CTP, HP, TDP ve DP onlarda ayni!
Dün itibariyle dört parti koalisyon için resmi olarak görüşmelerini tamamladılar. CTP genel merkez binasında yer alan bu görüşme, Genel Başkanlar tarafından gerçekleşti. 4'lü koalisyon hükümeti için hazır oldukları dile getirildi.
Peki, bu koalisyon hükümetinden ne çıkar dersiniz?
Yada bu hükümet halkın yararına bir şeyler yapmak için mi gelecek?
Genellikle bana herkes her zaman peşin hükümlü oluyorsun diyorlar.
Evet, ben yaşadığımız bu düzende her zaman nelerin döndüğü ya da nelerin yapıldığını bilmeyecek kadar değilim. Burası avuç içi kadar bir yer. Kimin ne yaptığı ya da yapmak istediği anında ortaya çıkar. Yani burası her zaman için her gelenin devamında hareket ettiği ve değişik bir anlayışın yaşanmadığı bir gerçektir.
Kurulan bütün hükümetler kurulduğu günden itibaren diğer hükümetin bıraktıkları ile yoluna devam eder. Bu yüzden bu ülkede kim, hangi siyasetçi hükümet'e geldiginde farklı olduğunu gösterdi?
Ha gösteren olmadı mı?
Oldu.
Zamanında UBP-TKP koalisyon döneminde TKP olmuştu.
Türkiye'nin dayatma protokollerine karşı çıkarak, bu hükümet oyununda yer almayıp istifa etti.
Her neyse...
Bu dörtlü koalisyon hükümet'i ne yapacak?
Sendikal hakların ileriye götürülmesine evet mi diyecek?
Hayır.
Laik ve de demokratik bir eğitim için çağdışı olarak kurulan Hala sultan Ilahiyat okulunun kapısına kilit mi vuracaklar?
Anayasa diyor ki laik ve de çağdaş bir eğitim!

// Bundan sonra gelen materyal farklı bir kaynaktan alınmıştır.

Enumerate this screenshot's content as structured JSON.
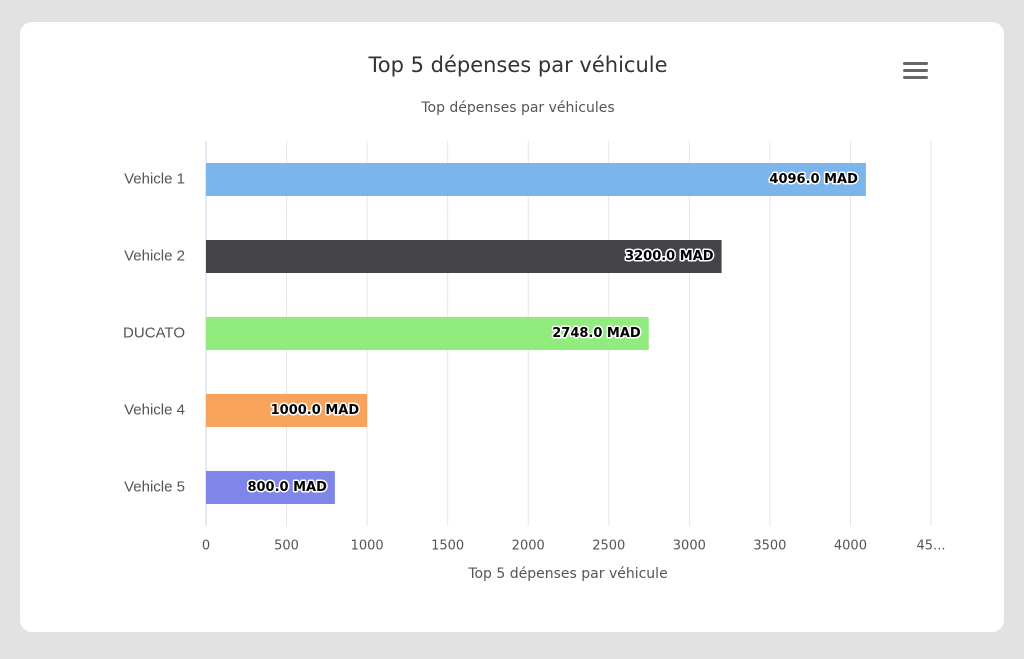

Peki, bu çağdışı eğitim sonlandırılacak mı?
Hayır!
Hatta daha da artarak çoğalacaktır.
Ve tabi ki kurdele kesme de de dört partide yer alacak, tıpkı zamanında CTP Genel Başkan ve de Başbakan Yorgancıoğlu'nun açılışını yaptığı Hala sultan ilahiyat okulu gibi!

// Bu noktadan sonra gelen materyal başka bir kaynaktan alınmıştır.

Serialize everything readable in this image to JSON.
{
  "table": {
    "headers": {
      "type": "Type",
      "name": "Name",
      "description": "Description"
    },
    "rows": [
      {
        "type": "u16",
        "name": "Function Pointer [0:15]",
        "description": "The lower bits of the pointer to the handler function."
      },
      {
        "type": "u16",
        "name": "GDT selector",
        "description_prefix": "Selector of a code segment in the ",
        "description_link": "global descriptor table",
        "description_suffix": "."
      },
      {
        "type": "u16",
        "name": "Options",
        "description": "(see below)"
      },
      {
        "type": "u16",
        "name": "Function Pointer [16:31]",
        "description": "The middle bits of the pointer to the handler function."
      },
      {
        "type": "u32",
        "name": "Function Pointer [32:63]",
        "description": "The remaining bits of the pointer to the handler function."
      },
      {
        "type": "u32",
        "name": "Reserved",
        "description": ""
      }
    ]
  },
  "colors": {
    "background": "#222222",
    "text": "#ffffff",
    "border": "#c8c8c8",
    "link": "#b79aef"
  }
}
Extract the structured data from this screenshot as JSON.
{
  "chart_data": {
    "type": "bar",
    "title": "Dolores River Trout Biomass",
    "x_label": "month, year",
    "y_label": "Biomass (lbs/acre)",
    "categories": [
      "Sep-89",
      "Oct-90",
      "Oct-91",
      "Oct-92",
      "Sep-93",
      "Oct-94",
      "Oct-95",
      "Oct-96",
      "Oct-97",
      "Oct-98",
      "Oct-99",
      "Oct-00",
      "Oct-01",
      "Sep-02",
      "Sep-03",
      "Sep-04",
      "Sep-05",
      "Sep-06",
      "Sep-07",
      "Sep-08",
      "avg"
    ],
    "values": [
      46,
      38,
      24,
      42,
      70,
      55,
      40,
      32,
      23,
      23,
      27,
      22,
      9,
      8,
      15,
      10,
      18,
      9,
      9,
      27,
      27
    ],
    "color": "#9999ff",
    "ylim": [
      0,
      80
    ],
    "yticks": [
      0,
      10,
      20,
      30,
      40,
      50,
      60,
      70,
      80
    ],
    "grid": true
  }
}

Bunları hepimiz yaşadık ve gördük. Yani böyle bir tabloya bakıldığında ve böyle bir partinin tekrardan hükümet olması söz konusu olurken, farklı bir anlayış ortaya çıkar mı?
Maalesef hayır!
Ankara'nın dayatma protokollerini kabul etmeyecekler mi?
Mesela Serdar, ya da Erhülman.
Serdar zaten kendini daha düne kadar Ankara'nın protokollerine atığı imzaları ile kanıtlanmıştır.

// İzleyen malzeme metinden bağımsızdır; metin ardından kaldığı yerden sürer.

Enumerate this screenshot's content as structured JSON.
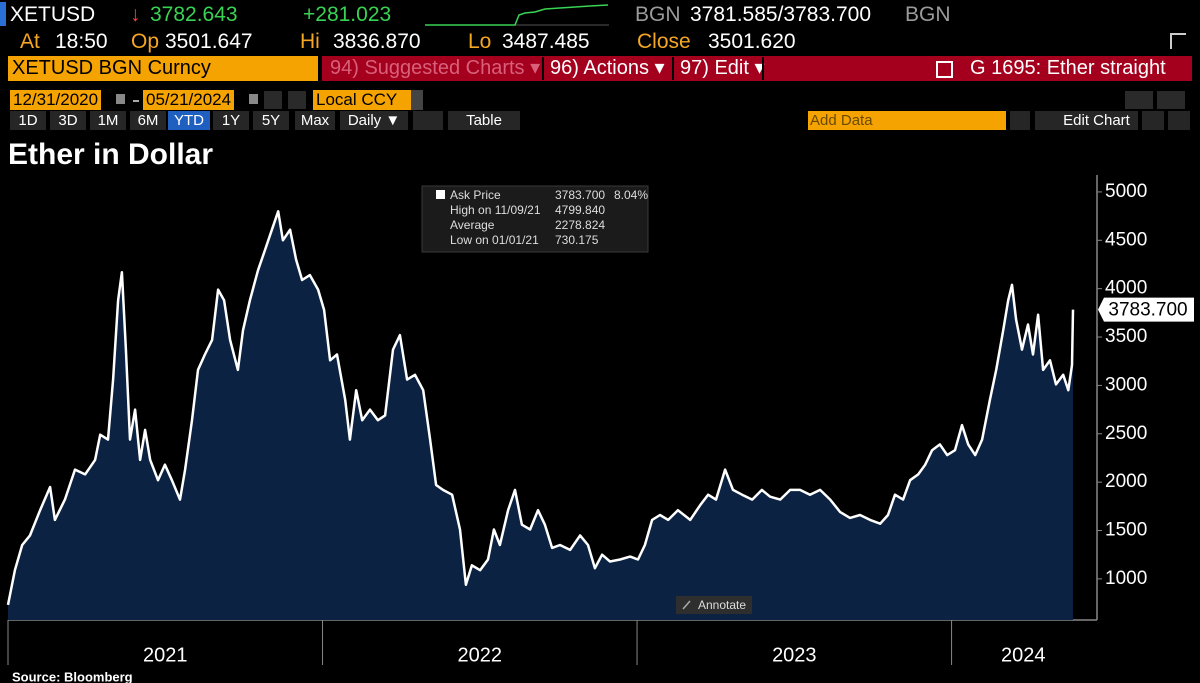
{
  "header": {
    "ticker": "XETUSD",
    "arrow": "↓",
    "last": "3782.643",
    "change": "+281.023",
    "src_bid": "BGN",
    "bid_ask": "3781.585/3783.700",
    "src_ask": "BGN",
    "at_label": "At",
    "at": "18:50",
    "op_label": "Op",
    "op": "3501.647",
    "hi_label": "Hi",
    "hi": "3836.870",
    "lo_label": "Lo",
    "lo": "3487.485",
    "close_label": "Close",
    "close": "3501.620"
  },
  "toolbar": {
    "security": "XETUSD BGN Curncy",
    "suggested": "94) Suggested Charts ▾",
    "actions": "96) Actions ▾",
    "edit": "97) Edit ▾",
    "chart_id": "G 1695: Ether straight",
    "start_date": "12/31/2020",
    "end_date": "05/21/2024",
    "currency": "Local CCY",
    "ranges": [
      "1D",
      "3D",
      "1M",
      "6M",
      "YTD",
      "1Y",
      "5Y",
      "Max"
    ],
    "selected_range": "YTD",
    "frequency": "Daily ▼",
    "table": "Table",
    "add_data": "Add Data",
    "edit_chart": "Edit Chart"
  },
  "chart_data": {
    "type": "area",
    "title": "Ether in Dollar",
    "source": "Source: Bloomberg",
    "annotate": "Annotate",
    "info_box": {
      "rows": [
        [
          "Ask Price",
          "3783.700",
          "8.04%"
        ],
        [
          "High on 11/09/21",
          "4799.840"
        ],
        [
          "Average",
          "2278.824"
        ],
        [
          "Low on 01/01/21",
          "730.175"
        ]
      ]
    },
    "xlim": [
      2021,
      2024.456
    ],
    "xticks": [
      2021,
      2022,
      2023,
      2024
    ],
    "ylim": [
      575,
      5175
    ],
    "yticks": [
      1000,
      1500,
      2000,
      2500,
      3000,
      3500,
      4000,
      4500,
      5000
    ],
    "last_value_tag": {
      "value": 3783.7,
      "label": "3783.700"
    },
    "series": [
      {
        "name": "XETUSD",
        "color": "#ffffff",
        "fill": "#0c2242",
        "x": [
          2021.0,
          2021.022,
          2021.045,
          2021.07,
          2021.102,
          2021.134,
          2021.149,
          2021.181,
          2021.213,
          2021.245,
          2021.277,
          2021.293,
          2021.318,
          2021.334,
          2021.35,
          2021.362,
          2021.375,
          2021.388,
          2021.404,
          2021.42,
          2021.436,
          2021.452,
          2021.477,
          2021.499,
          2021.521,
          2021.547,
          2021.563,
          2021.585,
          2021.604,
          2021.626,
          2021.649,
          2021.668,
          2021.687,
          2021.706,
          2021.731,
          2021.747,
          2021.769,
          2021.795,
          2021.817,
          2021.839,
          2021.859,
          2021.874,
          2021.897,
          2021.916,
          2021.935,
          2021.96,
          2021.986,
          2022.005,
          2022.024,
          2022.046,
          2022.072,
          2022.087,
          2022.107,
          2022.126,
          2022.151,
          2022.176,
          2022.199,
          2022.224,
          2022.246,
          2022.269,
          2022.294,
          2022.32,
          2022.342,
          2022.361,
          2022.383,
          2022.412,
          2022.437,
          2022.456,
          2022.475,
          2022.501,
          2022.526,
          2022.545,
          2022.564,
          2022.59,
          2022.612,
          2022.634,
          2022.66,
          2022.685,
          2022.707,
          2022.73,
          2022.755,
          2022.787,
          2022.819,
          2022.844,
          2022.866,
          2022.889,
          2022.914,
          2022.946,
          2022.978,
          2023.003,
          2023.025,
          2023.048,
          2023.073,
          2023.099,
          2023.13,
          2023.169,
          2023.2,
          2023.226,
          2023.251,
          2023.28,
          2023.305,
          2023.334,
          2023.366,
          2023.397,
          2023.423,
          2023.455,
          2023.487,
          2023.518,
          2023.55,
          2023.582,
          2023.614,
          2023.646,
          2023.677,
          2023.709,
          2023.741,
          2023.773,
          2023.798,
          2023.82,
          2023.846,
          2023.868,
          2023.894,
          2023.916,
          2023.938,
          2023.963,
          2023.986,
          2024.011,
          2024.033,
          2024.053,
          2024.075,
          2024.097,
          2024.122,
          2024.142,
          2024.164,
          2024.18,
          2024.192,
          2024.205,
          2024.224,
          2024.243,
          2024.259,
          2024.275,
          2024.291,
          2024.313,
          2024.332,
          2024.355,
          2024.371,
          2024.383,
          2024.386
        ],
        "values": [
          731,
          1090,
          1350,
          1450,
          1710,
          1950,
          1610,
          1820,
          2130,
          2080,
          2230,
          2490,
          2440,
          3060,
          3880,
          4170,
          3370,
          2440,
          2750,
          2230,
          2540,
          2230,
          2020,
          2180,
          2020,
          1820,
          2130,
          2640,
          3160,
          3320,
          3470,
          3990,
          3880,
          3470,
          3160,
          3570,
          3880,
          4190,
          4400,
          4610,
          4800,
          4500,
          4610,
          4300,
          4090,
          4140,
          3990,
          3780,
          3260,
          3320,
          2850,
          2440,
          2950,
          2640,
          2750,
          2640,
          2690,
          3370,
          3520,
          3060,
          3110,
          2950,
          2440,
          1970,
          1920,
          1870,
          1510,
          940,
          1140,
          1090,
          1200,
          1510,
          1350,
          1710,
          1920,
          1560,
          1510,
          1710,
          1560,
          1320,
          1350,
          1300,
          1450,
          1350,
          1110,
          1250,
          1180,
          1200,
          1230,
          1200,
          1350,
          1610,
          1660,
          1610,
          1710,
          1610,
          1760,
          1870,
          1820,
          2130,
          1920,
          1870,
          1820,
          1920,
          1850,
          1820,
          1920,
          1920,
          1870,
          1920,
          1820,
          1690,
          1630,
          1660,
          1610,
          1570,
          1660,
          1870,
          1820,
          2020,
          2080,
          2180,
          2330,
          2390,
          2280,
          2330,
          2590,
          2390,
          2280,
          2440,
          2850,
          3160,
          3570,
          3880,
          4040,
          3680,
          3370,
          3630,
          3320,
          3730,
          3160,
          3260,
          3010,
          3110,
          2950,
          3210,
          3784
        ]
      }
    ]
  }
}
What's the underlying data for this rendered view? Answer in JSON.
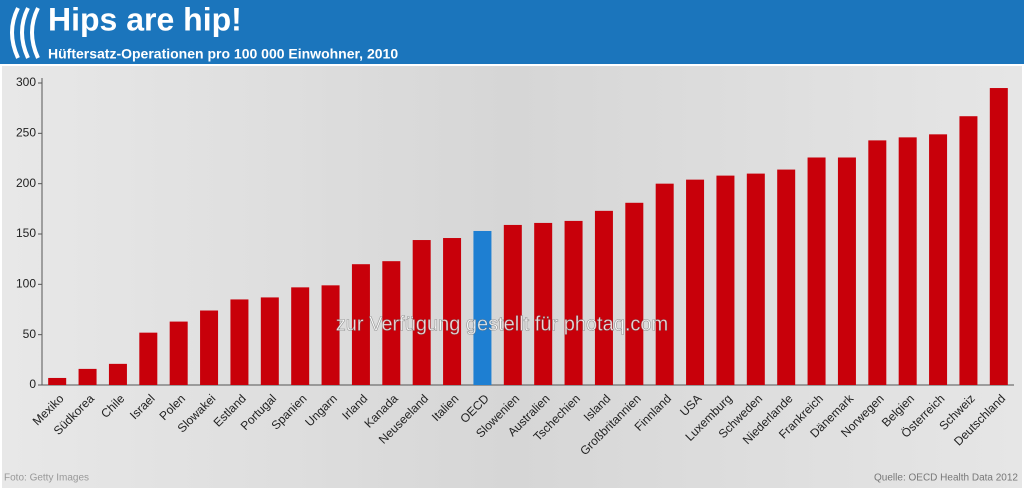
{
  "chart_data": {
    "type": "bar",
    "title": "Hips are hip!",
    "subtitle": "Hüftersatz-Operationen pro 100 000 Einwohner, 2010",
    "categories": [
      "Mexiko",
      "Südkorea",
      "Chile",
      "Israel",
      "Polen",
      "Slowakei",
      "Estland",
      "Portugal",
      "Spanien",
      "Ungarn",
      "Irland",
      "Kanada",
      "Neuseeland",
      "Italien",
      "OECD",
      "Slowenien",
      "Australien",
      "Tschechien",
      "Island",
      "Großbritannien",
      "Finnland",
      "USA",
      "Luxemburg",
      "Schweden",
      "Niederlande",
      "Frankreich",
      "Dänemark",
      "Norwegen",
      "Belgien",
      "Österreich",
      "Schweiz",
      "Deutschland"
    ],
    "values": [
      7,
      16,
      21,
      52,
      63,
      74,
      85,
      87,
      97,
      99,
      120,
      123,
      144,
      146,
      153,
      159,
      161,
      163,
      173,
      181,
      200,
      204,
      208,
      210,
      214,
      226,
      226,
      243,
      246,
      249,
      267,
      295
    ],
    "colors": [
      "#c8000a",
      "#c8000a",
      "#c8000a",
      "#c8000a",
      "#c8000a",
      "#c8000a",
      "#c8000a",
      "#c8000a",
      "#c8000a",
      "#c8000a",
      "#c8000a",
      "#c8000a",
      "#c8000a",
      "#c8000a",
      "#1e7fd2",
      "#c8000a",
      "#c8000a",
      "#c8000a",
      "#c8000a",
      "#c8000a",
      "#c8000a",
      "#c8000a",
      "#c8000a",
      "#c8000a",
      "#c8000a",
      "#c8000a",
      "#c8000a",
      "#c8000a",
      "#c8000a",
      "#c8000a",
      "#c8000a",
      "#c8000a"
    ],
    "ylim": [
      0,
      300
    ],
    "yticks": [
      0,
      50,
      100,
      150,
      200,
      250,
      300
    ],
    "grid": false,
    "annotation": "zur Verfügung gestellt für photaq.com",
    "credit": "Foto: Getty Images",
    "source": "Quelle: OECD Health Data 2012"
  }
}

Peki ya CTP'de zamanında hükümetteyken imzalar atmadı mı?
Attı, hem de fazlasıyla!
Emekçilerin her türlü zararına ne varsa CTP'nin imzası var.
Peki, Kudret yok imzalamam mı diyecek, o da demez!
Zaten şöyle bir seçim kitapçığına bakarsanız Ankara der de başka bir şey demez Kudret.
Ve devam edelim.
Hangisi KIB-Tek'in kapanmamasına hayır diyecek?
Hiçbiri.
Hepside kablo ile Türkiye'den Elektrik gelmesine dayatma protokolü ile evet diyecekler.
Polisi sivil otoriteye bağlarlar mı?
Bankaların döviz yükselmesi karşısında borçlu insanları nasılda yiyip bitirdikleri bir acı gerçektir. Peki, buna dur mu diyecekler mi?
Ya peki, Asgari ücret?
O yine sefalet ücret kalacak!
Vergi vermeyen sermayeye ne olacak?
O da yine aynı şekilde devam edecek!
Trafik?
Yollar?
Yine can alacak!
Göç ne olacak?
O da devam edecek!
Türkiye'den yeni vatandaşlar gelir değil mi?
Çevre yine katletilmeye devam edilecek!
Dağlar oyulacak, betonlaşma devam edilecek!
Peki, müşavirler ordusuna devam edilmeyecek mi?
Dört partide kendi partisini müsteşar yapmayacak mı?
Yapacak ve bu paraları da yine bizler ödeyeceğiz!
Evet sevgili okuyucular, daha çok şey var yazmaya ama yazmakla bitmez bunlar.
O kadar çok şey var ki bu kirlenmiş düzende, bunları yazmam için ömrüm yetmez.
Her neyse...
Kısacası bu dörtlü koalisyon düzene devam diyerek gelecektir.
Ve, hep kazanan sermaye olacaktır.
Emekçiler hep ezilmeye, hep yok olmaya devam edecektir.